I searched a while to avoid the /This transaction appears to have no content/ message when users send pure HTML mail (they shoudln't ; but they do). I did not find any out of the box solution, so here is how we made it : just use the small perlscript below and replace the aliases file by the following :

rt: "|/home/rt/bin/html2mime | /usr/local/rt3/bin/rt-mailgate --queue "General" --action correspond --url http://whatever/"

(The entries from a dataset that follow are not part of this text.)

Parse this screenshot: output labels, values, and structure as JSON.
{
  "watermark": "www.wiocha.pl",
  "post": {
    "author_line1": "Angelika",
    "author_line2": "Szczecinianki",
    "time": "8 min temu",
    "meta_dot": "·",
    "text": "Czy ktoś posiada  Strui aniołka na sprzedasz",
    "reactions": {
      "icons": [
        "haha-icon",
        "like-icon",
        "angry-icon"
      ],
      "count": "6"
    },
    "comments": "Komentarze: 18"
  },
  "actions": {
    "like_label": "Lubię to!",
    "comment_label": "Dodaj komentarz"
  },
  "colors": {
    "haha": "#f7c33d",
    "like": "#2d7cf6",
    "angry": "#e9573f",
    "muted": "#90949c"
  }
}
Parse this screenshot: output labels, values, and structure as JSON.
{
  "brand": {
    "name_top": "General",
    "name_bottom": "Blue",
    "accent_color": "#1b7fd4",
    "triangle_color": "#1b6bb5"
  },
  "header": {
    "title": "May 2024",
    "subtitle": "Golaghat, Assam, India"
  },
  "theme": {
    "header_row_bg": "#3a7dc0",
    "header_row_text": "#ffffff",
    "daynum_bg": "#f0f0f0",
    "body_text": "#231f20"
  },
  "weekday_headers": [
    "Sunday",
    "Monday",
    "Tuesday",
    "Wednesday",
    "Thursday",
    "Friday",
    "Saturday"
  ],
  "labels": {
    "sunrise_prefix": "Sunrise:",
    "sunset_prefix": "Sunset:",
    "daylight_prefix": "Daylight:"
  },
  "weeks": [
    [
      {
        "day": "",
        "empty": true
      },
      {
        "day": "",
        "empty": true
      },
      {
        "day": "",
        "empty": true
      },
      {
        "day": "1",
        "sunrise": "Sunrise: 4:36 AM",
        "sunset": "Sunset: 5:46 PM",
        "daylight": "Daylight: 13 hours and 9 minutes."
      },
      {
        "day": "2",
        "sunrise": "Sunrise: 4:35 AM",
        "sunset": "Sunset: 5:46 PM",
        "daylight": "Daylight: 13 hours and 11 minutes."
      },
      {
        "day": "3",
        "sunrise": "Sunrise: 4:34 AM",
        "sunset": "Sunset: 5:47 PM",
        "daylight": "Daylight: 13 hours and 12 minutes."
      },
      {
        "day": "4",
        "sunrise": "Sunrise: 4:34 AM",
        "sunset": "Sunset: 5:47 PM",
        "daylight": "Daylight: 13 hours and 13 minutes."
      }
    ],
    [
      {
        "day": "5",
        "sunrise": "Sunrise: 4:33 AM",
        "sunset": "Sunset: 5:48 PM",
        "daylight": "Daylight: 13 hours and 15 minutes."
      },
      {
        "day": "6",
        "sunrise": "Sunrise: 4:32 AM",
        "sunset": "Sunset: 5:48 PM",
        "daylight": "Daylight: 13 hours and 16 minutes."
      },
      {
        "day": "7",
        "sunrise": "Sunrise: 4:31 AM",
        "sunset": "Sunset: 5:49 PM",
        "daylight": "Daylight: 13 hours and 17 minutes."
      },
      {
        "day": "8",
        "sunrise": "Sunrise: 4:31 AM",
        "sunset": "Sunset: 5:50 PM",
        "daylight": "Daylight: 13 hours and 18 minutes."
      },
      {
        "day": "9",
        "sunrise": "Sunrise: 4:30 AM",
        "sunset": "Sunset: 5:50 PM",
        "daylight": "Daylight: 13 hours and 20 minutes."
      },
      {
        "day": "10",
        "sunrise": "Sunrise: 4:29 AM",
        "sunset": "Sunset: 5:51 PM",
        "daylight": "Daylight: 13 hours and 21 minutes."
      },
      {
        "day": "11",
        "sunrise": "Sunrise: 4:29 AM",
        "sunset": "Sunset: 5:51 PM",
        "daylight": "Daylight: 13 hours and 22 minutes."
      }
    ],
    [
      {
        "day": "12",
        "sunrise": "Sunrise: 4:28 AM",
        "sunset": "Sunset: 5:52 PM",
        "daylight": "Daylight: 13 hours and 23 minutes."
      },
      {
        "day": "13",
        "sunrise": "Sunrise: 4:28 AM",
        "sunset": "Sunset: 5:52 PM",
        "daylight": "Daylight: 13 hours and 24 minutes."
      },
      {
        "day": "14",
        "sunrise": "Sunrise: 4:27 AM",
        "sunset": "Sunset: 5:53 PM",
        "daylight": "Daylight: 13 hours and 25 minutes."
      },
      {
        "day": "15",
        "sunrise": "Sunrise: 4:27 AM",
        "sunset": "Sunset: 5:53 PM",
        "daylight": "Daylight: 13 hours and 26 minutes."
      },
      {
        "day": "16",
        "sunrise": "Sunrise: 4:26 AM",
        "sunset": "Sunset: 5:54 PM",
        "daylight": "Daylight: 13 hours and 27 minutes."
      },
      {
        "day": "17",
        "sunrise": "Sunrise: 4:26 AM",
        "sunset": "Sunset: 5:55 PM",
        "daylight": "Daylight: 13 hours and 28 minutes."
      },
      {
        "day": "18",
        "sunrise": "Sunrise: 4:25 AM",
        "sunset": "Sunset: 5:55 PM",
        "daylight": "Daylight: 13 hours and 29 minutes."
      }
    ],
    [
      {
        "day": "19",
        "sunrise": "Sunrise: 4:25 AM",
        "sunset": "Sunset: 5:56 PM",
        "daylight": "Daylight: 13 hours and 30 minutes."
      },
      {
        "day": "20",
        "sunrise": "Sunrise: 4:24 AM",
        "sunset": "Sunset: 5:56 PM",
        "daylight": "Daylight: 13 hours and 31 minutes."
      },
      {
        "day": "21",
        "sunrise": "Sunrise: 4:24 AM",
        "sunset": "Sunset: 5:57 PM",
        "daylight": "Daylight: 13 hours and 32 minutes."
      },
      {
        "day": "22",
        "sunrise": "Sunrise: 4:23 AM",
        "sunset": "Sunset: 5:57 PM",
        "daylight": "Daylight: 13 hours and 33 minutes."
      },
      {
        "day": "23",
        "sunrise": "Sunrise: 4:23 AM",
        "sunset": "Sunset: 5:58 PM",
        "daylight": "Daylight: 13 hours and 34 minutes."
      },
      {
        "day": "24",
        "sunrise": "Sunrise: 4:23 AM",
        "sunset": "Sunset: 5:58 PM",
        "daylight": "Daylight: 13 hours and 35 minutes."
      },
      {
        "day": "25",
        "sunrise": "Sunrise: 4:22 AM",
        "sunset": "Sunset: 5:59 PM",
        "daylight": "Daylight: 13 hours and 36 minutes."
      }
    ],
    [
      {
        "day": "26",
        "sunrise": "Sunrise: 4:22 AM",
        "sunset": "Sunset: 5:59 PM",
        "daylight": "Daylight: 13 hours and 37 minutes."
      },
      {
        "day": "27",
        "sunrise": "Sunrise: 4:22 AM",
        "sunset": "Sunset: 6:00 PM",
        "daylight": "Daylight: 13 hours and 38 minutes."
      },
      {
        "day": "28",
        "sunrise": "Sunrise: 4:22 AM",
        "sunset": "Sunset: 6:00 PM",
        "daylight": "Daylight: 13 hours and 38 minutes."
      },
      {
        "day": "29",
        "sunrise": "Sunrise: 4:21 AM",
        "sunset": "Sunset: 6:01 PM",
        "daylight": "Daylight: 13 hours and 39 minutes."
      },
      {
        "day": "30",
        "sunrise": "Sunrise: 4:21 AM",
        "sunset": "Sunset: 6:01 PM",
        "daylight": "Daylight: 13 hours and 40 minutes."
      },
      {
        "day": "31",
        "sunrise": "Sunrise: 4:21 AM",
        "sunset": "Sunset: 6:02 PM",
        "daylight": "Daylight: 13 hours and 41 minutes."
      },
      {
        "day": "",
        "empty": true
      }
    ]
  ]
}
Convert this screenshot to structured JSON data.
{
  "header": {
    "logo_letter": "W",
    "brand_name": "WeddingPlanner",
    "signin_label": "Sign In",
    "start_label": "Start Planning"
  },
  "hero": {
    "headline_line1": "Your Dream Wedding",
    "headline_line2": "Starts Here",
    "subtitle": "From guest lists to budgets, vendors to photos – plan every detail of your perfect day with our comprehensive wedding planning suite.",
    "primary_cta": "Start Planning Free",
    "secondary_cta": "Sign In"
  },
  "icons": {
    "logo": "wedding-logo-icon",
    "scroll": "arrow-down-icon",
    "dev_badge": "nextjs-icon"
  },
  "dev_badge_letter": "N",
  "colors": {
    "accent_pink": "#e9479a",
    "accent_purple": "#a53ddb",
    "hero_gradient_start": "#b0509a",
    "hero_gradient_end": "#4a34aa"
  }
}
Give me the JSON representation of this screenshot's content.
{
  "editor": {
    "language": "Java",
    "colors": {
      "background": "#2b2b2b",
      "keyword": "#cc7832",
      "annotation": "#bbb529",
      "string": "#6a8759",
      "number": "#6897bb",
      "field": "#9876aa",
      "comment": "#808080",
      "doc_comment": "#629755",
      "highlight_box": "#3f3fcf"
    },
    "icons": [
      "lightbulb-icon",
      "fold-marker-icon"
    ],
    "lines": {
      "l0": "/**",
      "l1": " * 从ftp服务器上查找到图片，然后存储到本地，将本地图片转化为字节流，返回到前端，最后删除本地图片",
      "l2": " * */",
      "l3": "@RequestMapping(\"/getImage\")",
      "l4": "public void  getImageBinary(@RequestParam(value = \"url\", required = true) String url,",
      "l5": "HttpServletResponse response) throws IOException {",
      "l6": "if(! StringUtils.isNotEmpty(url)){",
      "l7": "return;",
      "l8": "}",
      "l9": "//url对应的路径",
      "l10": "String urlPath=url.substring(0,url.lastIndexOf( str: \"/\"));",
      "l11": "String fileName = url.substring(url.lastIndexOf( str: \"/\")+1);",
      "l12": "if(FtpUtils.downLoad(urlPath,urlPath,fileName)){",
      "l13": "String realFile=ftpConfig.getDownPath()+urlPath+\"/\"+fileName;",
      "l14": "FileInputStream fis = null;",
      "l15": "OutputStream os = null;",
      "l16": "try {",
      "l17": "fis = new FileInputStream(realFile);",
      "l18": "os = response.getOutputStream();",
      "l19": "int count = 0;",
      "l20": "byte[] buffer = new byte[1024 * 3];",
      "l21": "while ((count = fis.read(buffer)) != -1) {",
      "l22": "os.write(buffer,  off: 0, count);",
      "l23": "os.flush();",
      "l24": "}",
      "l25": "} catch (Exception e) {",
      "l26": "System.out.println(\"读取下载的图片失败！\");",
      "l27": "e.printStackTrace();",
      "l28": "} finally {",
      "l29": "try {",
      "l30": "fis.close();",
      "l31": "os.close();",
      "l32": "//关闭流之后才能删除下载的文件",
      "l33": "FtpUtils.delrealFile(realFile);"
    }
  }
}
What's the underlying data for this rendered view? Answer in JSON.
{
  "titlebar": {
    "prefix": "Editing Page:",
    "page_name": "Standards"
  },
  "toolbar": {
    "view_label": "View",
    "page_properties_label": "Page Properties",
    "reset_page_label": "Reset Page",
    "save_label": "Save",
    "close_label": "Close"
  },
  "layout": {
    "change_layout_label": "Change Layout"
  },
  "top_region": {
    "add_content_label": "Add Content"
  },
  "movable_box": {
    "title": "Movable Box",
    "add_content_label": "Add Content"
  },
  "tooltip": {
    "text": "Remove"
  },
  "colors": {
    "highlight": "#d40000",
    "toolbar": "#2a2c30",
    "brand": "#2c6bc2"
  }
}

The script is so small that I put it directly here:

#!/usr/bin/perl
# 1.0 - XXXX - original version

use strict;
use Mail::Field;
use MIME::Parser;
use MIME::Entity;
use HTML::TreeBuilder;
use HTML::FormatText;

# because MIME silently writes local files
chdir("/tmp/");

my $parser = new MIME::Parser;
my $entity = $parser->parse(\*STDIN) or die "parse failed\n";

# Parse only non-multipart text/html mime-type
if ( ($entity->is_multipart) ||
     ($entity->mime_type ne "text/html") ) {
       $entity->print(\*STDOUT);
       exit 0;
}

# Decode body
my $bh = $entity->bodyhandle;

my $tree = HTML::TreeBuilder->new();
$tree->utf8_mode();
$tree->parse($bh->as_string);

my $formatter = HTML::FormatText->new(leftmargin => 0, rightmargin => 72);
my $txt= $formatter->format($tree);

my $txtEntity=MIME::Entity->build(Data  => $txt,
                                 Type  => "text/plain",
                                 #Encoding => "quoted-printable"
                                 Encoding => "8bits"
                               );

$entity->make_multipart;
$entity->add_part($txtEntity,0);

$entity->print(\*STDOUT);

The purpose is to create a text/plain transcription of HTML mails, keeping both formats to avoid loosing informations. Hope this will help.